Les rappeurs donnent de la voix dans la campagne

Par @Culturebox
Mis à jour le 10/12/2012 à 15H16, publié le 15/04/2012 à 13H27
Le rappeur Axiom a écrit l'essai politique "J'ai un rêve", inspiré par Martin Luther King.

Le rappeur Axiom a écrit l'essai politique "J'ai un rêve", inspiré par Martin Luther King.

© Stéphane de Sakutin / AFP

En chansons mais aussi en livres, des rappeurs comme Kery James et Axiom se servent de la campagne présidentielle comme d'une tribune dans l'espoir de faire entendre la voix des quartiers populaires. D'autres, tels Youssoupha ou Alibi Montana, se mobilisent pour l'inscription sur les listes électorales. Mais s'engager "réellement" n'est pas sans risques et peut faire perdre des plumes aux artistes, comme le raconte Rost.

Kery James l'enragé, très sévère
"Les Français ont-ils les dirigeants qu'ils méritent ?". Kery James pose la question et prend les élus à partie dans sa "Lettre à la République", un nouveau morceau de circonstance, aussi sombre qu'amer, à méditer à quelques jours de l'élection présidentielle. Le rappeur "noir, musulman, banlieusard et fier de l'être", en résidence acoustique aux Bouffes du Nord jusqu'au 28 avril, dénonce dans ce brûlot à charge le passé colonial de la France, la stigmatisation des musulmans et la dérive xénophobe de ses concitoyens.

"Lettre à la République" de Kery James

"Si t'as des couilles, inscris-toi sur les listes"
De son côté, Alibi Montana interpelle ses fans pour les convaincre de faire usage de leurs droits civiques : "Si tu es un bonhomme, si tu as des couilles, tu t'inscris sur les listes". Comme lui,  les rappeurs Mac Tyer, Axiom, Youssoupha ou La Fouine se sont mobilisés pour l'inscription sur les listes électorales ou contre les contrôles au faciès. 

"Nous, les rappeurs, on doit essayer de créer une passerelle psychologique qui permette à la France d'en haut et à la France d'en bas de se comprendre", estime Mac Tyer, qui a planté son studio dans le quartier où il grandi, à Aubervilliers (Seine-Saint-Denis). "Quoi qu'il arrive, il faut aller voter, que chacun mette dans l'urne ce qu'il a dans sa tête et on saura vraiment où en est la France", clame-t-il.

Axiom publie un essai politique
Très engagé sur ces questions, notamment à Lille où il a fondé l'association Norside, le rappeur Axiom a choisi de faire entendre sa voix par le biais du livre avec une lettre ouverte aux candidats à la présidentielle. Dans cet essai politique inspiré par le combat de Martin Luther King intitulé "J'ai un rêve" (Denoël), sorti le 8 mars, il appelle à la défense de la République et invite les habitants des quartiers à s'engager politiquement et à s'emparer de leurs droits.

"Nous, on veut casser le plafond de verre.

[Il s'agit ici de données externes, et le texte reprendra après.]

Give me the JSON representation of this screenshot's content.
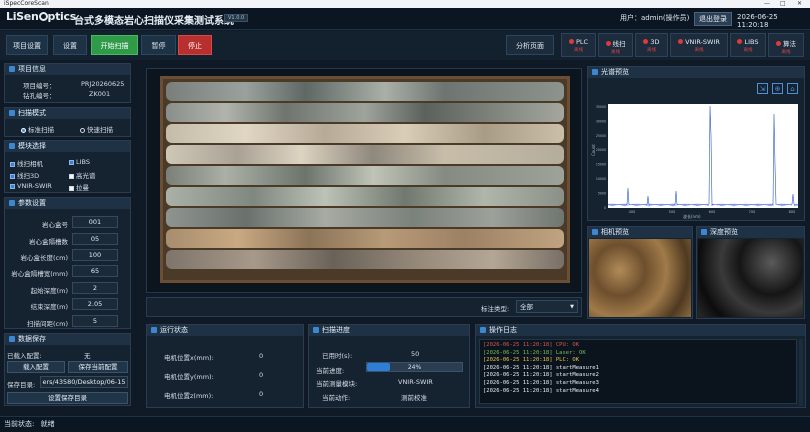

Il faut prendre les élections d'assaut", martèle Axiom qui s'affiche aujourd'hui comme un "homme politique" autant qu'un artiste.

Axiom parle de son livre "J'ai un rêve"

S'engager ne va pas sans risque
Mais quelques-uns craignent de perdre des plumes en s'engageant dans ces combats. "Passer dans les médias permet de toucher un autre public mais on sait qu'on se tire une balle dans le pied", admet Rost, rappeur, écrivain, chroniqueur et président de l'association Banlieues actives, créée en 2006.

"En 2004, mon premier album solo, "La Voix du peuple", s'est vendu à environ 70.000 exemplaires. A partir de 2005, je me suis engagé. Fin 2006, mon album "J'accuse", très politique, a dû se vendre à 12.000, 13.000 exemplaires", raconte-t-il. L'an passé, il a sorti "Poésie d'un résistant", un album mêlant poésie et jazz, passé un peu inaperçu.

Selon lui, "si on se limite aux disques, tous les rappeurs sont des gens engagés. Mais quand il s'agit de s'engager réellement, 95% n'y vont pas parce qu'ils ont peur pour leurs ventes". 

"Si ça ne change pas, ça va péter"
"Homme de gauche" mais pas "encarté", Rost a trouvé une écoute chez le candidat socialiste François Hollande mais il a refusé de s'engager dans son équipe de campagne, déplorant une "approche très technocratique" des quartiers populaires. Aujourd'hui, il souligne l'exaspération des Français en général et le désespoir des jeunes des quartiers déshérités en particulier, et prévient : "Quel que soit le nouveau président, si ça ne change pas, ça va péter".